Even within our own American Muslim community and leadership, making its way to the end of Ramadan, spent with the highs and lows of worship, community, love and God-focus while witnessing these horrors unfold – we are left wondering, what should we do? Write another open letter of condemnation of ISIS and all the hate and anti-faith, anti-religion, anti-humanity that it stands for? Issue statements of support for the victims in Istanbul, Dhaka and Baghdad (that is already happening)?
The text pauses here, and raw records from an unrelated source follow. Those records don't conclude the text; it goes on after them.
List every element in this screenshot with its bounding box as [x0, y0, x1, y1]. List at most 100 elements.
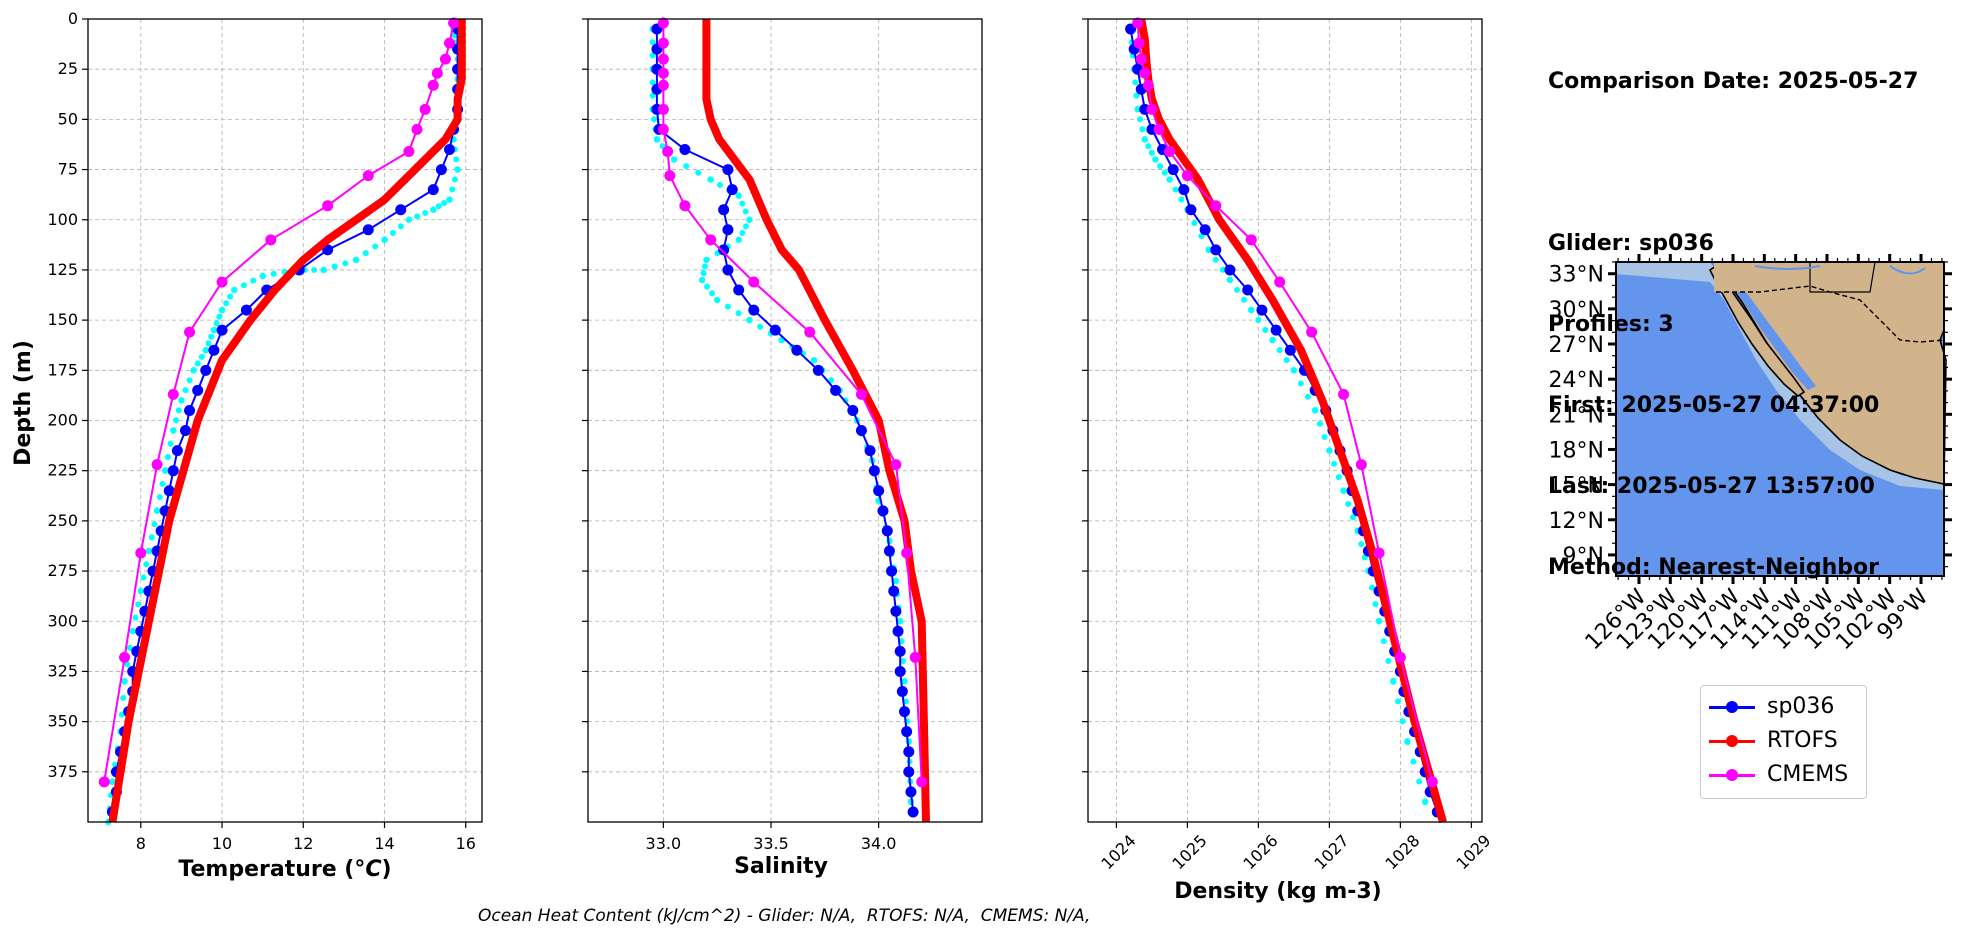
- glider-data-point: [311, 266, 318, 273]
- glider-data-point: [735, 236, 742, 243]
- series-point-sp036: [886, 565, 898, 577]
- series-point-cmems: [1133, 37, 1145, 49]
- legend-item-cmems: CMEMS: [1709, 760, 1859, 790]
- series-point-sp036: [200, 364, 212, 376]
- series-point-cmems: [662, 145, 674, 157]
- series-point-cmems: [909, 651, 921, 663]
- glider-data-point: [1219, 266, 1226, 273]
- glider-data-point: [126, 644, 133, 651]
- glider-data-point: [146, 547, 153, 554]
- glider-data-point: [746, 216, 753, 223]
- glider-data-point: [381, 236, 388, 243]
- info-line: Glider: sp036: [1548, 231, 1714, 256]
- glider-data-point: [1358, 541, 1365, 548]
- series-point-sp036: [892, 625, 904, 637]
- glider-data-point: [1133, 92, 1140, 99]
- glider-data-point: [178, 397, 185, 404]
- glider-data-point: [170, 427, 177, 434]
- glider-data-point: [1399, 718, 1406, 725]
- series-point-sp036: [864, 445, 876, 457]
- info-line: Comparison Date: 2025-05-27: [1548, 69, 1919, 94]
- series-point-sp036: [1178, 184, 1190, 196]
- y-tick-label: 25: [58, 59, 78, 78]
- series-point-sp036: [679, 143, 691, 155]
- x-tick-label: 1029: [1452, 831, 1494, 873]
- temperature-panel: 8 10 12 14 16 0 25 50 75 100 125 150 175 200 225 250 275…: [47, 9, 483, 853]
- glider-data-point: [700, 270, 707, 277]
- series-point-sp036: [733, 284, 745, 296]
- glider-data-point: [739, 200, 746, 207]
- y-tick-label: 0: [68, 9, 78, 28]
- glider-data-point: [724, 303, 731, 310]
- series-point-cmems: [448, 17, 460, 29]
- series-point-sp036: [722, 164, 734, 176]
- glider-data-point: [231, 286, 238, 293]
- glider-data-point: [446, 196, 453, 203]
- x-tick-label: 12: [293, 834, 313, 853]
- glider-data-point: [219, 306, 226, 313]
- y-tick-label: 250: [47, 511, 78, 530]
- x-tick-label: 33.5: [753, 834, 789, 853]
- legend-marker: [1726, 701, 1738, 713]
- glider-data-point: [430, 206, 437, 213]
- glider-data-point: [1283, 357, 1290, 364]
- series-point-cmems: [1181, 170, 1193, 182]
- series-point-cmems: [151, 459, 163, 471]
- series-point-cmems: [657, 103, 669, 115]
- series-point-sp036: [427, 184, 439, 196]
- glider-data-point: [198, 353, 205, 360]
- glider-data-point: [453, 156, 460, 163]
- series-point-cmems: [657, 17, 669, 29]
- series-point-cmems: [1426, 776, 1438, 788]
- y-tick-label: 200: [47, 411, 78, 430]
- series-point-sp036: [722, 264, 734, 276]
- glider-data-point: [406, 216, 413, 223]
- series-point-cmems: [1142, 79, 1154, 91]
- x-tick-label: 1025: [1168, 831, 1210, 873]
- glider-data-point: [148, 534, 155, 541]
- series-point-cmems: [679, 200, 691, 212]
- depth-axis-label: Depth (m): [11, 340, 36, 466]
- glider-data-point: [397, 223, 404, 230]
- series-point-sp036: [171, 445, 183, 457]
- glider-data-point: [353, 256, 360, 263]
- glider-data-point: [194, 360, 201, 367]
- series-point-sp036: [1210, 244, 1222, 256]
- glider-data-point: [1148, 149, 1155, 156]
- glider-data-point: [1372, 601, 1379, 608]
- glider-data-point: [331, 263, 338, 270]
- map-lat-label: 15°N: [1549, 474, 1604, 499]
- series-point-cmems: [705, 234, 717, 246]
- glider-data-point: [1380, 638, 1387, 645]
- series-point-sp036: [1185, 204, 1197, 216]
- glider-data-point: [1385, 657, 1392, 664]
- series-point-sp036: [748, 304, 760, 316]
- series-point-cmems: [1139, 67, 1151, 79]
- map-lat-label: 30°N: [1549, 298, 1604, 323]
- glider-data-point: [1390, 677, 1397, 684]
- series-point-sp036: [718, 204, 730, 216]
- glider-data-point: [1205, 246, 1212, 253]
- glider-data-point: [1416, 778, 1423, 785]
- glider-data-point: [714, 296, 721, 303]
- series-point-cmems: [664, 170, 676, 182]
- glider-data-point: [449, 186, 456, 193]
- map-river: [1754, 265, 1926, 275]
- series-point-sp036: [898, 706, 910, 718]
- glider-data-point: [140, 574, 147, 581]
- glider-data-point: [1269, 336, 1276, 343]
- series-point-sp036: [896, 686, 908, 698]
- glider-data-point: [422, 210, 429, 217]
- series-point-cmems: [265, 234, 277, 246]
- series-point-cmems: [167, 388, 179, 400]
- series-point-cmems: [1132, 17, 1144, 29]
- glider-data-point: [704, 283, 711, 290]
- glider-data-point: [1297, 380, 1304, 387]
- series-point-cmems: [403, 145, 415, 157]
- series-point-cmems: [1164, 145, 1176, 157]
- map-baja-peninsula: [1708, 264, 1806, 398]
- series-point-sp036: [791, 344, 803, 356]
- glider-data-point: [1241, 296, 1248, 303]
- glider-data-point: [154, 507, 161, 514]
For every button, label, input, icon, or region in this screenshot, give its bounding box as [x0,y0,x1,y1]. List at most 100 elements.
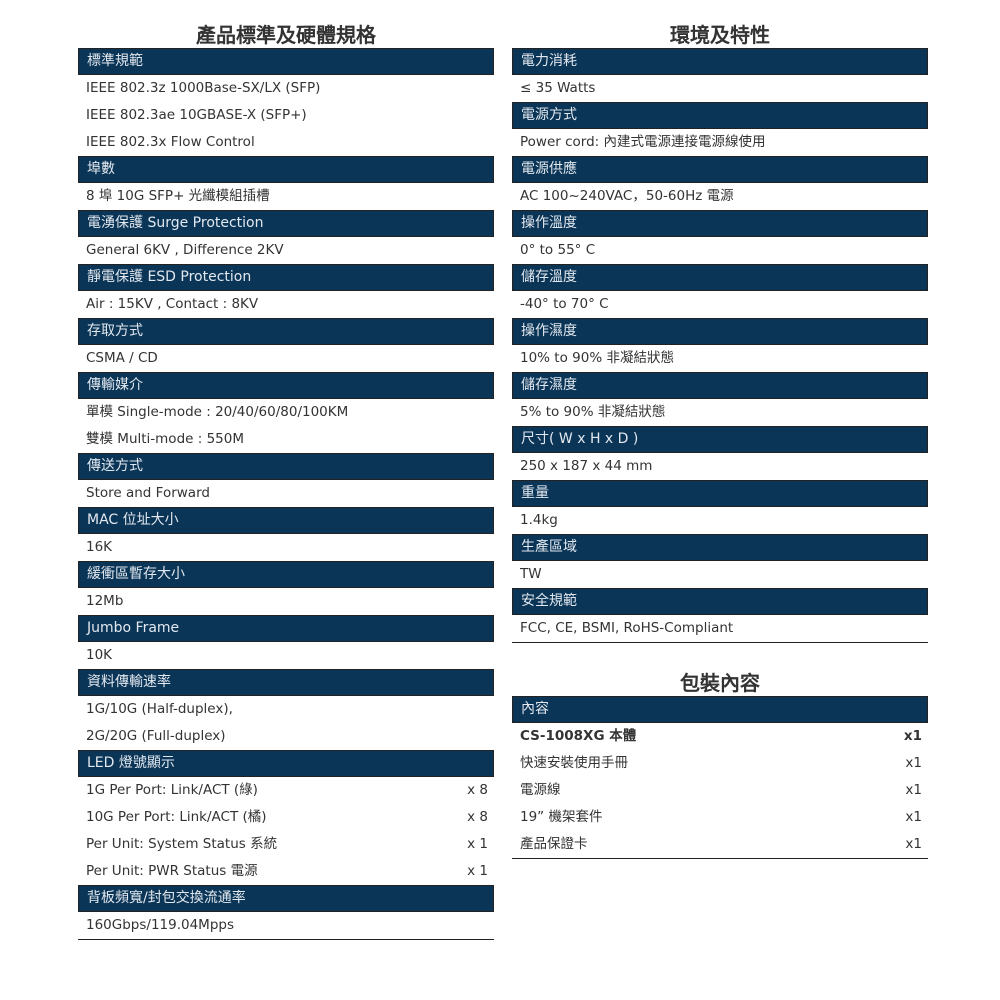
spec-value: 雙模 Multi-mode : 550M [86,431,244,447]
spec-header: 傳輸媒介 [78,372,494,399]
spec-value: IEEE 802.3x Flow Control [86,134,255,150]
spec-row: 5% to 90% 非凝結狀態 [512,399,928,426]
quantity: x 1 [467,863,488,879]
quantity: x1 [905,755,922,771]
spec-row: Air : 15KV , Contact : 8KV [78,291,494,318]
spec-header: 資料傳輸速率 [78,669,494,696]
spec-value: 產品保證卡 [520,836,588,852]
spec-header: 操作濕度 [512,318,928,345]
spec-header: Jumbo Frame [78,615,494,642]
spec-row: 快速安裝使用手冊 x1 [512,750,928,777]
spec-row: 0° to 55° C [512,237,928,264]
spec-value: 10G Per Port: Link/ACT (橘) [86,809,267,825]
spec-row: 10K [78,642,494,669]
spec-row: 產品保證卡 x1 [512,831,928,859]
spec-row: TW [512,561,928,588]
spec-row: Per Unit: PWR Status 電源 x 1 [78,858,494,885]
section-title: 包裝內容 [680,671,760,695]
spec-row: 19” 機架套件 x1 [512,804,928,831]
spec-value: Store and Forward [86,485,210,501]
spec-value: 電源線 [520,782,561,798]
spec-row: 1G Per Port: Link/ACT (綠) x 8 [78,777,494,804]
spec-header: 背板頻寬/封包交換流通率 [78,885,494,912]
spec-value: AC 100~240VAC，50-60Hz 電源 [520,188,734,204]
spec-header: 存取方式 [78,318,494,345]
spec-row: 1G/10G (Half-duplex), [78,696,494,723]
spec-row: General 6KV , Difference 2KV [78,237,494,264]
spec-value: 5% to 90% 非凝結狀態 [520,404,666,420]
spec-row: 10G Per Port: Link/ACT (橘) x 8 [78,804,494,831]
spec-row: 8 埠 10G SFP+ 光纖模組插槽 [78,183,494,210]
spec-value: TW [520,566,542,582]
spec-row: IEEE 802.3ae 10GBASE-X (SFP+) [78,102,494,129]
quantity: x 1 [467,836,488,852]
section-title: 產品標準及硬體規格 [196,23,376,47]
spec-row: IEEE 802.3x Flow Control [78,129,494,156]
spec-value: 8 埠 10G SFP+ 光纖模組插槽 [86,188,270,204]
spec-row: FCC, CE, BSMI, RoHS-Compliant [512,615,928,643]
quantity: x1 [905,809,922,825]
quantity: x1 [905,782,922,798]
quantity: x 8 [467,782,488,798]
spec-header: 緩衝區暫存大小 [78,561,494,588]
spec-header: 重量 [512,480,928,507]
spec-row: Per Unit: System Status 系統 x 1 [78,831,494,858]
spec-row: 雙模 Multi-mode : 550M [78,426,494,453]
spec-header: 電力消耗 [512,48,928,75]
spec-row: Store and Forward [78,480,494,507]
spec-value: 單模 Single-mode : 20/40/60/80/100KM [86,404,349,420]
spec-value: -40° to 70° C [520,296,609,312]
spec-value: ≤ 35 Watts [520,80,596,96]
spec-header: 尺寸( W x H x D ) [512,426,928,453]
spec-row: IEEE 802.3z 1000Base-SX/LX (SFP) [78,75,494,102]
spec-header: 靜電保護 ESD Protection [78,264,494,291]
spec-value: 160Gbps/119.04Mpps [86,917,235,933]
spec-value: 16K [86,539,113,555]
spec-value: Power cord: 內建式電源連接電源線使用 [520,134,766,150]
spec-header: MAC 位址大小 [78,507,494,534]
spec-header: 電源供應 [512,156,928,183]
spec-value: FCC, CE, BSMI, RoHS-Compliant [520,620,734,636]
spec-value: 12Mb [86,593,124,609]
spec-value: Per Unit: PWR Status 電源 [86,863,258,879]
spec-value: IEEE 802.3z 1000Base-SX/LX (SFP) [86,80,321,96]
quantity: x1 [903,728,922,744]
spec-value: 2G/20G (Full-duplex) [86,728,226,744]
spec-header: 埠數 [78,156,494,183]
spec-header: 電湧保護 Surge Protection [78,210,494,237]
spec-row: CS-1008XG 本體 x1 [512,723,928,750]
spec-row: 電源線 x1 [512,777,928,804]
spec-header: LED 燈號顯示 [78,750,494,777]
section-title: 環境及特性 [670,23,770,47]
spec-value: General 6KV , Difference 2KV [86,242,284,258]
spec-row: ≤ 35 Watts [512,75,928,102]
spec-value: Per Unit: System Status 系統 [86,836,278,852]
hardware-spec-column: 產品標準及硬體規格 標準規範 IEEE 802.3z 1000Base-SX/LX … [78,22,494,940]
spec-row: 10% to 90% 非凝結狀態 [512,345,928,372]
spec-row: 160Gbps/119.04Mpps [78,912,494,940]
spec-value: CS-1008XG 本體 [520,728,637,744]
spec-value: 19” 機架套件 [520,809,603,825]
spec-value: 1.4kg [520,512,558,528]
spec-header: 安全規範 [512,588,928,615]
spec-row: 16K [78,534,494,561]
spec-header: 傳送方式 [78,453,494,480]
spec-value: Air : 15KV , Contact : 8KV [86,296,259,312]
spec-header: 生產區域 [512,534,928,561]
package-contents-column: 包裝內容 內容 CS-1008XG 本體 x1 快速安裝使用手冊 x1 電源線 x1 19” 機… [512,670,928,859]
spec-row: 2G/20G (Full-duplex) [78,723,494,750]
spec-value: IEEE 802.3ae 10GBASE-X (SFP+) [86,107,307,123]
spec-value: 250 x 187 x 44 mm [520,458,653,474]
spec-row: 12Mb [78,588,494,615]
spec-value: 1G Per Port: Link/ACT (綠) [86,782,258,798]
spec-value: 10% to 90% 非凝結狀態 [520,350,674,366]
spec-row: 250 x 187 x 44 mm [512,453,928,480]
spec-header: 儲存溫度 [512,264,928,291]
spec-value: 10K [86,647,113,663]
spec-header: 儲存濕度 [512,372,928,399]
spec-row: 單模 Single-mode : 20/40/60/80/100KM [78,399,494,426]
spec-header: 電源方式 [512,102,928,129]
spec-row: Power cord: 內建式電源連接電源線使用 [512,129,928,156]
environment-spec-column: 環境及特性 電力消耗 ≤ 35 Watts 電源方式 Power cord: 內建式電源… [512,22,928,643]
spec-value: 快速安裝使用手冊 [520,755,628,771]
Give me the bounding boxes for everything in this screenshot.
On American soil, there continues to be documented hate crimes and target attacks against Muslims and mosques, with many Muslims warning each other via Facebook updates and Twitter to be vigilant and safe at the nightly tarawih prayers or upcoming Eid prayers.
And let’s not forget countless other attacks targeting Muslims in this holy month, as CAIR-Chicago Director Ahmed Rehab pointed out in this Facebook status update:
The forgotten ones…
The day before the Istanbul airport attacks in which 44 people were killed, 7 attacks ripped through Yemen claiming 50 innocent lives. But that barely counted for most of us – let alone the media – not then, not now.
In the mere 5 days since the Istanbul attack, a terrorist attack has killed over 40 young men in Afghanistan – police cadets hoping to one day step up to secure their country’s streets.
15 people were killed in an attack against a mosque in Cameroon, that’s right, a mosque.
18 people were killed in Somalia. And just today 20 foreigners were killed in Bangladesh after a hostage situation.
ISIS has struck in Syria and Iraq over a dozen times in the past 5 days, ambushing innocent civilians, plus executions of captives trying to escape.
In that time, Assad terrorist networks claimed 50 civilian lives in one incident, targeted from the sky. To add to the daily horrendous terrorist attacks the people of that country suffer in relative silence whether from Assad, Putin or ISIS.
In the past 5 days since Istanbul, ISIS claimed innocent lives in incidents in Saudi, Kuwait, and Egypt.
We are not even talking about the many other attacks older than 5 days that have ripped through these countries – or Pakistan, Nigeria, and elsewhere. …
I’ve no answers to give, no words of comfort immense enough to sooth the torn and ragged edges of our souls. My mind cannot even wrap itself around the perverse ideology and actions of a terrible group wreaking violence, destruction and death on Muslims, those not Muslims, all of humanity – claiming this to come from Islam. All during Ramadan.
No. Just, no.
Oh Allah, forgive us our mistakes and weaknesses. Show us the way. Answer our prayers. Shower Your infinite mercy upon the world. Enjoin the good and defeat the evil. Ameen.
Dilshad D. Ali is the managing editor of Patheos Muslim, editor-in-chief of Altmuslim, curator of the #30Days30Writers 2016 Ramadan series on Altmuslim and writes her own blog on faith, family and autism at the Muslimah Next Door.